Dave Thorpe, l’éventuel vainqueur du GP, gardait également de bons souvenirs de cette course et surtout de l’obstacle mythique, qui n’avait jamais été conçu comme un saut :

« Si jamais vous voyez les photos de cette course à Hawkstone, il n’y avait que des milliers de personnes sur cette partie de la piste. Personne ne s’attendait à ce que je gagne ce jour-là, d’autant plus que Georges, Eric et André étaient tous de si bons coureurs de sable, mais j’ai réussi. J’ai gagné, mais c’était le jour de l’image iconique de Georges faisant un double saut sur André. J’ai été le plus rapide à chaque séance mais je n’ai pas tenté le double saut en course. Quand je revenais au paddock après chaque séance, tout le monde parlait de Georges sautant le double et dans ma tête, je pensais : « Je dois le sauter aussi. Alors, quand je suis revenu dans le dernier tour des essais, je suis sorti et j’ai doublé.
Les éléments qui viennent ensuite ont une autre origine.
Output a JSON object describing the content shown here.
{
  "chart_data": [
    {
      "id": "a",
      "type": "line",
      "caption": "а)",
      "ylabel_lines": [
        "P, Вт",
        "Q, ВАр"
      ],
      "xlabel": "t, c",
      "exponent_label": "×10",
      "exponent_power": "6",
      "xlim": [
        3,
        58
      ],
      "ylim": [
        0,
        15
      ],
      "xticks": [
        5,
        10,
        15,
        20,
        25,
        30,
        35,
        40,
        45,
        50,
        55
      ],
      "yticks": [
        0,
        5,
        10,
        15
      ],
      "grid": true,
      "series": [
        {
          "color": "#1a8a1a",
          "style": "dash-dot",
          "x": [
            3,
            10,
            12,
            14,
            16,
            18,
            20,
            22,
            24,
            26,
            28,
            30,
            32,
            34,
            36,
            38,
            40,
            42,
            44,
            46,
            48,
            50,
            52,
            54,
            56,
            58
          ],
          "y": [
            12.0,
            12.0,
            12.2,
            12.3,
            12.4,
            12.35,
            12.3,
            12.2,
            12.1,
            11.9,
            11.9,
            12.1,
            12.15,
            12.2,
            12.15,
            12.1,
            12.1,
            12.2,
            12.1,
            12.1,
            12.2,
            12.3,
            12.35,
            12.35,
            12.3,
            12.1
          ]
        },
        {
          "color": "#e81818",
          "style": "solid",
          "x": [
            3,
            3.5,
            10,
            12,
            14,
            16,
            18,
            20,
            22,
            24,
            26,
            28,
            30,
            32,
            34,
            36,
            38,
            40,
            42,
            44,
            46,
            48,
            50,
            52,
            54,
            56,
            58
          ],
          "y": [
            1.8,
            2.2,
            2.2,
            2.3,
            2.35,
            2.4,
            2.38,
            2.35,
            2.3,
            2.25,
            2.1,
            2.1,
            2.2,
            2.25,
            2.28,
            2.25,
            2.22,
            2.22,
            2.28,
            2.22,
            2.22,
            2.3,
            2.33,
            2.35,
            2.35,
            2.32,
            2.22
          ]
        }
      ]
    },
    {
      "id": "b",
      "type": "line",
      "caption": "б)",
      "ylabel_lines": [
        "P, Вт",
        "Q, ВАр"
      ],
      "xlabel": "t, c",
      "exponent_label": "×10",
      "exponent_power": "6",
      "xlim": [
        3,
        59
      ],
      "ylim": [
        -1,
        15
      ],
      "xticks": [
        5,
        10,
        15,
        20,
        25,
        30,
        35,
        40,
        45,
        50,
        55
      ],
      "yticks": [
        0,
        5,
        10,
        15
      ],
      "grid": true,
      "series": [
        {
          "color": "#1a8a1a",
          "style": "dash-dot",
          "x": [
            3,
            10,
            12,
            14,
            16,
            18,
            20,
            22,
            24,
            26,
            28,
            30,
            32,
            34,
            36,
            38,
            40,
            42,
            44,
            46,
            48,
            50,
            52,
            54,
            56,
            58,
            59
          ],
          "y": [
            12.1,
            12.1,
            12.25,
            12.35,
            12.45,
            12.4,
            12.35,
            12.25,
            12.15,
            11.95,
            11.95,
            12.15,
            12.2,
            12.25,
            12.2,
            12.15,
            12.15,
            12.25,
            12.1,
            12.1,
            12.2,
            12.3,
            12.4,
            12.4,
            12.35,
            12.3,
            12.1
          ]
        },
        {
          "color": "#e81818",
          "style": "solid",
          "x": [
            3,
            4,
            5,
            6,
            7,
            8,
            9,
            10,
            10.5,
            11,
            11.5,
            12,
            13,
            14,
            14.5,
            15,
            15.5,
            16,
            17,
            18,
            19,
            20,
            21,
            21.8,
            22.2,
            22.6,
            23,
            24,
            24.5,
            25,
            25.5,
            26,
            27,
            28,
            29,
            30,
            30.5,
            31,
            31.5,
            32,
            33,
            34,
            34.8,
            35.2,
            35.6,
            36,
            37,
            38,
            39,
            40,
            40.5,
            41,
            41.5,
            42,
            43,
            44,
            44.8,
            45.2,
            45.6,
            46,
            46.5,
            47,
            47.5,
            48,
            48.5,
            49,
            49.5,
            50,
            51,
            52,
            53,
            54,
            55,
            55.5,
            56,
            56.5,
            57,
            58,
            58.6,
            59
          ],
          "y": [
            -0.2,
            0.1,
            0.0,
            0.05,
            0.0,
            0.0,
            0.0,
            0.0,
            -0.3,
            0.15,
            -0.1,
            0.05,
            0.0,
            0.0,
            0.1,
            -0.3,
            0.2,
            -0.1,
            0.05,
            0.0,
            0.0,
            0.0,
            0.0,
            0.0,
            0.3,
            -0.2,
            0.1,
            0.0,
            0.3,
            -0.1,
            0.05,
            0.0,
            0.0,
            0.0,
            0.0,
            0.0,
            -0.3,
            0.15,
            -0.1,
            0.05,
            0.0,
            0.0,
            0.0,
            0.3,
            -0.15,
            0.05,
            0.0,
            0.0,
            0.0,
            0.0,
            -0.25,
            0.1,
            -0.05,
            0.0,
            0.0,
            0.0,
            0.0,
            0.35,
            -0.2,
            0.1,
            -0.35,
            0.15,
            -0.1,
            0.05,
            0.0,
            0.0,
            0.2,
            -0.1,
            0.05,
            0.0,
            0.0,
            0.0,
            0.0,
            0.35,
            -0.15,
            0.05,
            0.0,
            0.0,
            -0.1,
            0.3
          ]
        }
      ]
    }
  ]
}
À mon insu, Eric s’était déjà cassé la jambe là-bas une minute plus tôt et, dès que j’ai décollé, j’ai réalisé: « Je n’ai pas assez de vitesse. » J’ai eu de la chance parce que je suis tombé complètement carré avec cette face visible; cela m’a donné un grand coup de pied et sans aucune compétence de ma part, je l’ai sauvé. Eric, d’un autre côté, avait le même processus de pensée parce qu’il n’avait pas sauté non plus. Il a essayé de le sauter mais a atterri un peu plus loin que moi; il l’a fait rouler sur la piste et il s’est cassé la jambe. Mais j’étais trois secondes plus rapide que n’importe qui d’autre en qualification, alors j’ai su que je pouvais gagner. Et je savais que quiconque gagne à Hawkstone peut gagner n’importe où dans le monde parce que la piste est si exigeante et devient vraiment, vraiment difficile.

Dave remportera également les deux derniers GP en Belgique et en Italie et l’année suivante, il remportera le premier des trois titres mondiaux. Georges Jobe, décédé tragiquement après une maladie en 2012, a culminé sa première saison dans la catégorie 500cc avec la médaille d’argent de la série après avoir enregistré trois victoires en GP et un total de huit podiums en GP pour Kawasaki, mais 1984 restera toujours dans les mémoires pour cet énorme sauter à Hawkstone Park sur son KX500.